When I put on the headphones and turned on the player, I heard a woman’s voice that was so vivid that I kept turning around to see who was standing behind me.” [224] 

Late-nineteenth-century critics similarly hyperbolized trompe l’oeil paintings’ capacity to deceive. [225] As art historian Michael Leja so persuasively argued in his 2004 book Looking Askance: Skepticism and American Art from Eakins to Duchamp, however, the real power of trompe l’oeil resides in its “uncanny frisson” of convincing and unconvincing aspects. [226] Trompe l’oeil makes viewers “succumb viscerally to an illusion at the same time that they recognize it as an illusion,” and “seeing through the illusion does not diminish its effects.” [227] Even as viewers shrewdly unpack the optical trickery that conjures volumetric objects on a flat surface, Leja explains, they reach out to touch painted simulations of letters, ticket stubs, or sheet music that seem disorientingly real given their relative, dimensional similarity to the flatness of the canvas. [228] Cardiff’s audio walks likewise hold belief and disbelief in dynamic suspension.
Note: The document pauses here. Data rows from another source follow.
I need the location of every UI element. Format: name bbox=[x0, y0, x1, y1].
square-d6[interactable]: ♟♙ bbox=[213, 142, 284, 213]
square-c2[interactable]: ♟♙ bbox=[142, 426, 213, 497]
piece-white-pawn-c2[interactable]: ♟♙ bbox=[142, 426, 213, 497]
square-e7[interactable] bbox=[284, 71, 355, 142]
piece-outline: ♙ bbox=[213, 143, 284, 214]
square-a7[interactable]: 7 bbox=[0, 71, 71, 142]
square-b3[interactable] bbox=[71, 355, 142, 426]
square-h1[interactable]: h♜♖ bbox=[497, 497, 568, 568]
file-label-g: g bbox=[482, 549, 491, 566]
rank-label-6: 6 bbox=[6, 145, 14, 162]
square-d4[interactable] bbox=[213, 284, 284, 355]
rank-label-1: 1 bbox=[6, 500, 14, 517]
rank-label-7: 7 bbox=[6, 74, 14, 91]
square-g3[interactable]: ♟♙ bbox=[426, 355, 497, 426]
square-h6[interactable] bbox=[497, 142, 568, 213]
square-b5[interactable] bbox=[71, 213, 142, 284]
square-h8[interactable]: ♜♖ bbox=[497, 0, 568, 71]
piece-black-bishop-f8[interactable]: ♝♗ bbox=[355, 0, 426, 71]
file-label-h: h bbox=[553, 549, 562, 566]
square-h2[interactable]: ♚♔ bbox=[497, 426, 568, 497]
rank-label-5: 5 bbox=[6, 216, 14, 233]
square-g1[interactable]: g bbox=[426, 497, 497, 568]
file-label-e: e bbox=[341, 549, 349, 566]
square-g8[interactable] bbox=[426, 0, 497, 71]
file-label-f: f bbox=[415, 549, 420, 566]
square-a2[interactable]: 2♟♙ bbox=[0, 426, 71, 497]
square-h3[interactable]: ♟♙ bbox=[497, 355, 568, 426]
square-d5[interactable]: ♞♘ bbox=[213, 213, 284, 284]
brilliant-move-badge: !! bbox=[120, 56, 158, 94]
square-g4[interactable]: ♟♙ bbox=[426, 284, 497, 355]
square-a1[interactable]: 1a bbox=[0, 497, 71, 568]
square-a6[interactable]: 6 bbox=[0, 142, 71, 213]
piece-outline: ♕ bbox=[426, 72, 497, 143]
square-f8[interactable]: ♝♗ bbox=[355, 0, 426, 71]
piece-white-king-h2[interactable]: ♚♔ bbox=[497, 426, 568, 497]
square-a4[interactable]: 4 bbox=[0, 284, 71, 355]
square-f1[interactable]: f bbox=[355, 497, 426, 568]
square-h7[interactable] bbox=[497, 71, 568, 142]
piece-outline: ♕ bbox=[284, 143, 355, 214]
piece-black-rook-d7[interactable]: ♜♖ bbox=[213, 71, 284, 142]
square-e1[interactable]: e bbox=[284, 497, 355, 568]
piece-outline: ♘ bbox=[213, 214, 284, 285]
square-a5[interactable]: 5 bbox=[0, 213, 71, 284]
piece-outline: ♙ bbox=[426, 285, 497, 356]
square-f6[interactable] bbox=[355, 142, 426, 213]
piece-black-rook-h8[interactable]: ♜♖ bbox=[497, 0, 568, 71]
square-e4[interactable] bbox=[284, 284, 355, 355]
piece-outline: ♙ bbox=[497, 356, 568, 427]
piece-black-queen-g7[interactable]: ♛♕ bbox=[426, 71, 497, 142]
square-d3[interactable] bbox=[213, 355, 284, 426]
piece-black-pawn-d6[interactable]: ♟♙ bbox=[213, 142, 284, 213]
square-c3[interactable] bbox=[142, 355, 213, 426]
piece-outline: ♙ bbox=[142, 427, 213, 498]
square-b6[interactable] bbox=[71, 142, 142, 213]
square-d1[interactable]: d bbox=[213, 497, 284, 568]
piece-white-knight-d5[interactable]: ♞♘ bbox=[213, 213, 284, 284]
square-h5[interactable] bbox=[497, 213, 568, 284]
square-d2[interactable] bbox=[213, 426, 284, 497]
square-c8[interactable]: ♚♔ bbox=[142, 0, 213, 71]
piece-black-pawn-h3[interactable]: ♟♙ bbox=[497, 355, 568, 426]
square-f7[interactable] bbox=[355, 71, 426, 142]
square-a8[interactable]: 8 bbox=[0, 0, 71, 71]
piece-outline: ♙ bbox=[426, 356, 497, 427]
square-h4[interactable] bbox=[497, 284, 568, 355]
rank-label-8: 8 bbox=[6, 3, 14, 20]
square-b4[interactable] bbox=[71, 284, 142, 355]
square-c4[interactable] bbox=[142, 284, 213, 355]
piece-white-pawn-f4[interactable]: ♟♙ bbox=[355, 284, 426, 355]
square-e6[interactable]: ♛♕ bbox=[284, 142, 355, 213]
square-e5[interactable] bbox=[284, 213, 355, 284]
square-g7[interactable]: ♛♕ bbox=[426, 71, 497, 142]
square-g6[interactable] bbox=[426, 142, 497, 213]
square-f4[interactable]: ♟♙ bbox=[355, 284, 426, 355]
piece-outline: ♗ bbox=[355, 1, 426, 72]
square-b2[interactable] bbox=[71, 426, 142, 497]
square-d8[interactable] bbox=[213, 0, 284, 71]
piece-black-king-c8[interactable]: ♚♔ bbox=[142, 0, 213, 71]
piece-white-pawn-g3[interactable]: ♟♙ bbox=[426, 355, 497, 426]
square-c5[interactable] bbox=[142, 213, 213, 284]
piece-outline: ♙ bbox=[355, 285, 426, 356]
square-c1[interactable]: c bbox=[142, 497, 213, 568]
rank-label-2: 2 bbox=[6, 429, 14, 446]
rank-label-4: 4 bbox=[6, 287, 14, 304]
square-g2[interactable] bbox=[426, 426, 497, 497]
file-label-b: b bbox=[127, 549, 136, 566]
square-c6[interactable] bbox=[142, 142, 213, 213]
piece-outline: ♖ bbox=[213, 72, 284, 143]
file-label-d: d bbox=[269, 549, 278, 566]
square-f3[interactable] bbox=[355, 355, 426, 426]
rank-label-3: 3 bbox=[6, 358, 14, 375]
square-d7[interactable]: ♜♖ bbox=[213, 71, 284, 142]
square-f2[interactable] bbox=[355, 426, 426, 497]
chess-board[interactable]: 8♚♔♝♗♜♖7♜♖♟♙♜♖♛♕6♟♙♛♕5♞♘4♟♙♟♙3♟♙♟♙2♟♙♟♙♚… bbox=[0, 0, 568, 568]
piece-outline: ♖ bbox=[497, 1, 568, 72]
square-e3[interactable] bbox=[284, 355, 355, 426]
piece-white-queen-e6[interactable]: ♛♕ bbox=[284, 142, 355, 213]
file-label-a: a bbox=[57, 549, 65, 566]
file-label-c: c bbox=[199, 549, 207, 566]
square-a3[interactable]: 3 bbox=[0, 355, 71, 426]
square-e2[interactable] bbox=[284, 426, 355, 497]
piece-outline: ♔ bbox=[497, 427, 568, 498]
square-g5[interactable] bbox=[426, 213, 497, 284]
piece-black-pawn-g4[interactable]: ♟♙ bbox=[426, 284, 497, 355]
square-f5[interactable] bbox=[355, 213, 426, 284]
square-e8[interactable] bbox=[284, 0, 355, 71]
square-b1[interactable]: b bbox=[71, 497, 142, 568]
Dimensional sounds, like the buzzing fly, do not so much convince the user as impress her into asking how the artist achieved so thorough an illusion. [229] Meanwhile, the user gives herself over to the biometric sounds of the artist’s footsteps, inner monologue, and breath. 
 
A “bait-and-switch” mechanism of the kind Leja ascribes to trompe l’oeil painting occurs in much of Cardiff and Miller’s work. They coax their audiences toward one illusion in the audio walks as well as in works like The Paradise Institute only to “pull the rug out from under it” to reveal that they have actually taken them somewhere quite different. [230] Sounds that at first seem to produce a deceptive external soundscape turn out to insinuate themselves into the user’s consciousness through their strange continuity with her own body. [231] They elicit an overwhelming conviction that the artist very recently stood where the user stands, saw what the user sees. [232] Like worn pieces of paper in trompe l’oeil paintings, these sounds imply a “residual human presence.” [233] This presence heightens all the senses, particularly that of touch, and activates a psychic longing for social communion and intimacy.